Assuming that you've extracted out that field as "pid", it's just a matter of using a transaction:
sourcetype=my_sourcetype | transaction pid
Assuming that you've extracted out that field as "pid", it's just a matter of using a transaction:
sourcetype=my_sourcetype | transaction pid
By the way, I modified the logging so that the pid would be auto-extracted (e.g., pid=X) and then ran your search. It's perfect!
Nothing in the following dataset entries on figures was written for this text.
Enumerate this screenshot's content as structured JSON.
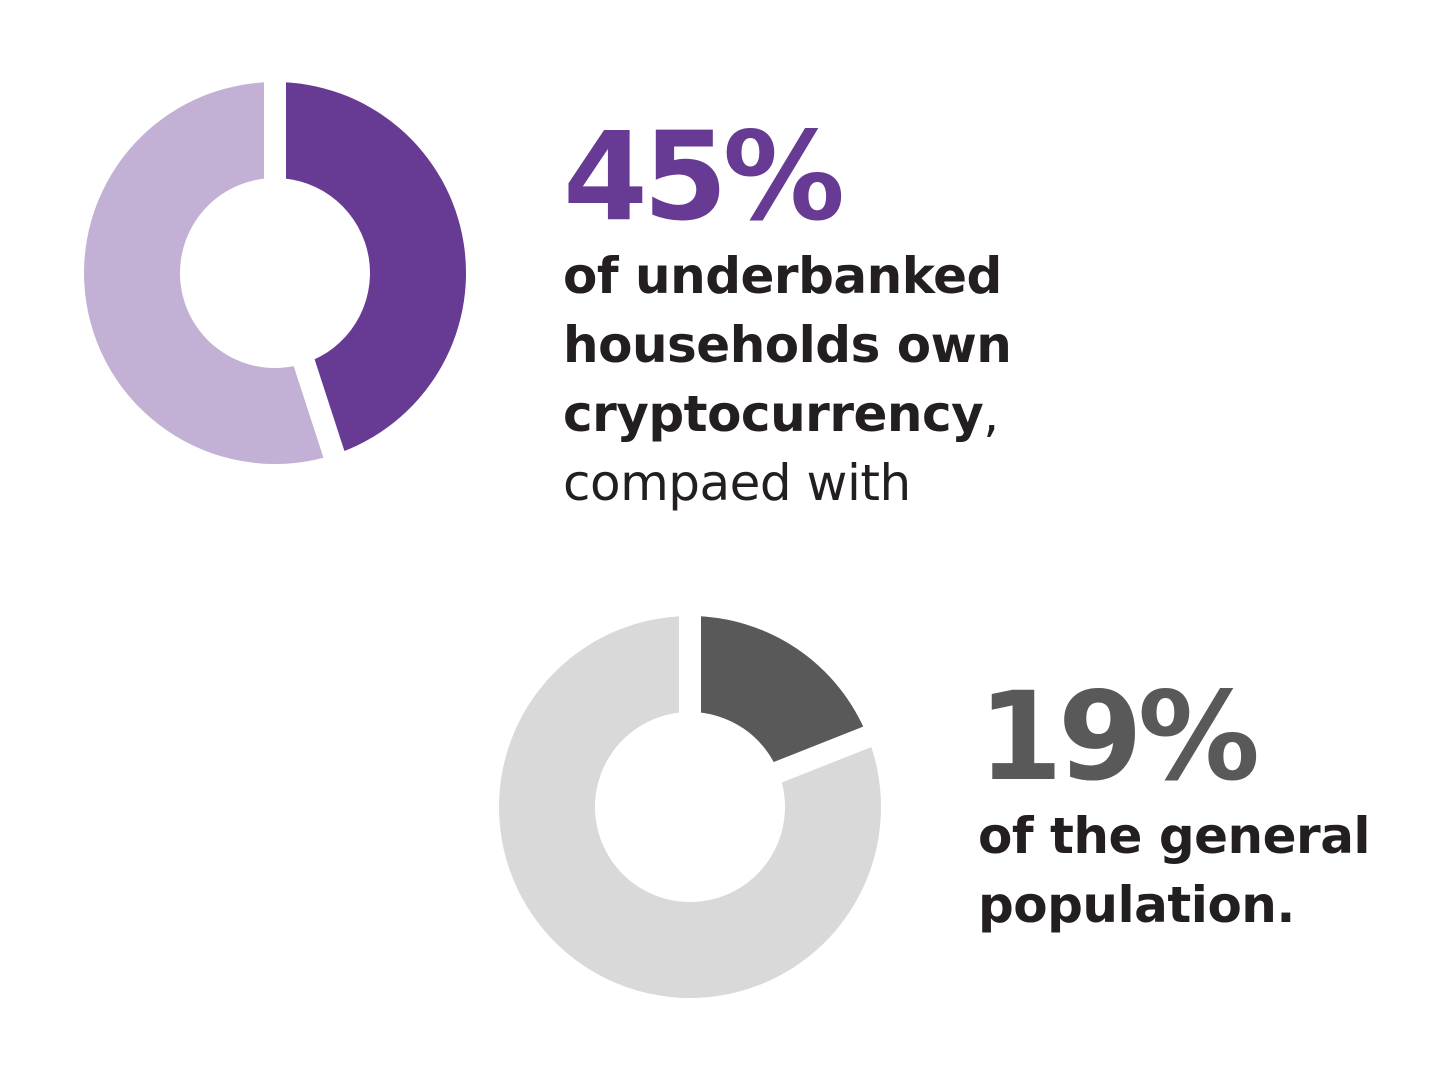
{
  "chart_data": [
    {
      "type": "pie",
      "variant": "donut",
      "values": [
        45,
        55
      ],
      "highlight_value": 45,
      "colors": {
        "highlight": "#673a93",
        "remainder": "#c2b1d5"
      },
      "label": "45%",
      "caption_bold": [
        "of underbanked",
        "households own",
        "cryptocurrency"
      ],
      "caption_comma": ",",
      "caption_light": "compaed with"
    },
    {
      "type": "pie",
      "variant": "donut",
      "values": [
        19,
        81
      ],
      "highlight_value": 19,
      "colors": {
        "highlight": "#595959",
        "remainder": "#d9d9d9"
      },
      "label": "19%",
      "caption_bold": [
        "of the general",
        "population."
      ]
    }
  ],
  "colors": {
    "text": "#231f20",
    "background": "#ffffff"
  }
}
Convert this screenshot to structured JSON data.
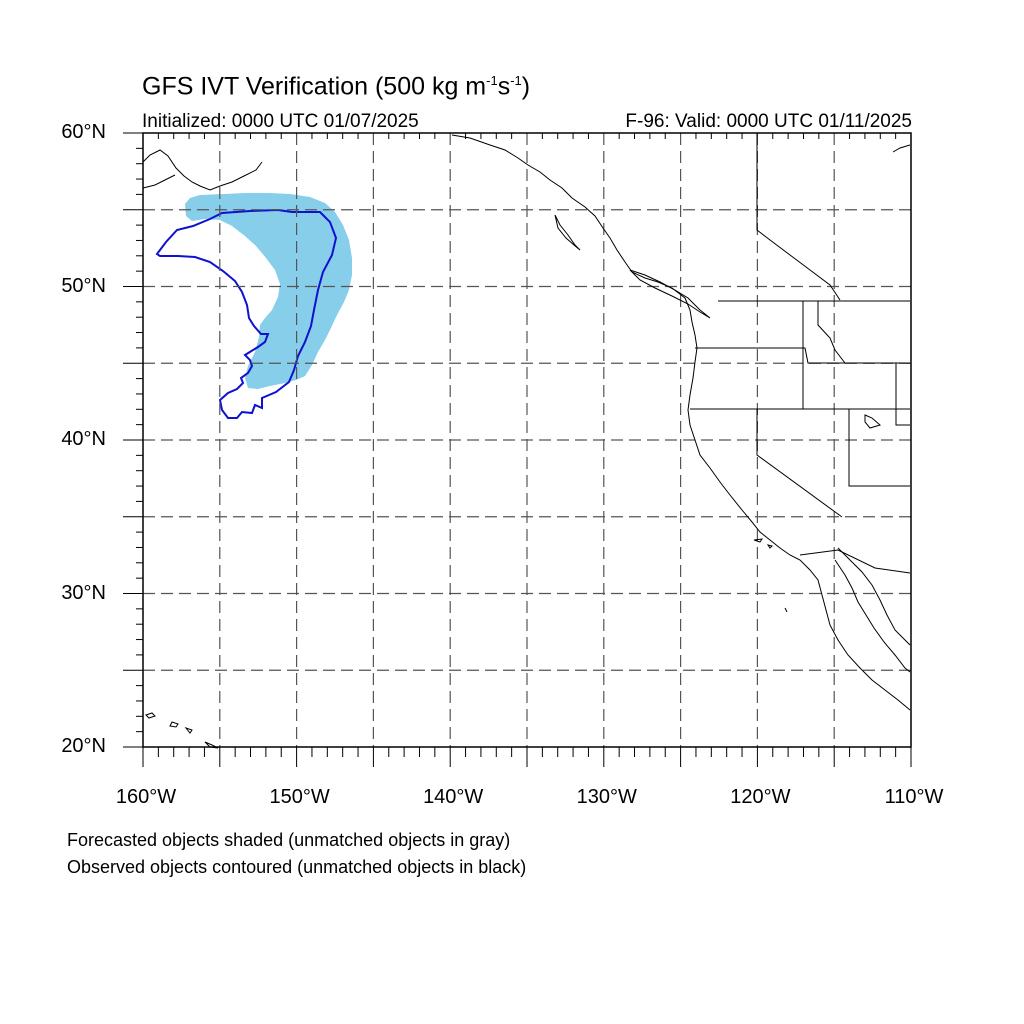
{
  "title": {
    "prefix": "GFS IVT Verification (500 kg m",
    "exp1": "-1",
    "middle": "s",
    "exp2": "-1",
    "suffix": ")"
  },
  "initialized": "Initialized: 0000 UTC 01/07/2025",
  "valid": "F-96: Valid: 0000 UTC 01/11/2025",
  "lat_labels": [
    "60°N",
    "50°N",
    "40°N",
    "30°N",
    "20°N"
  ],
  "lon_labels": [
    "160°W",
    "150°W",
    "140°W",
    "130°W",
    "120°W",
    "110°W"
  ],
  "notes": [
    "Forecasted objects shaded (unmatched objects in gray)",
    "Observed objects contoured (unmatched objects in black)"
  ],
  "colors": {
    "forecast_fill": "#87CEEB",
    "observed_contour": "#1010D0",
    "grid": "#555555",
    "coast": "#000000"
  }
}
That's what I figured, but I'm new to this so I wanted to confirm. Thanks for the speedy replies!
mw's approach is the best you are going to do. When Splunk is parsing a file, each event has to consist of contiguous bytes of the file. Event separation and line breaking configuration basically allows you to define how many contiguous bytes are in an event. Once the end of that event is reached and the next event starts, you can't go back and append to the prior event.
It would be possible if the lines weren't intertwined as they are, but given the fact that a pid spans across a period of time, you'd have to do it at search time.
But what you're suggesting is a way of doing a search on already parsed events, right? I'm looking for a way of defining the sourcetype stanza in the props.conf so that the events are broken out this way in the first place.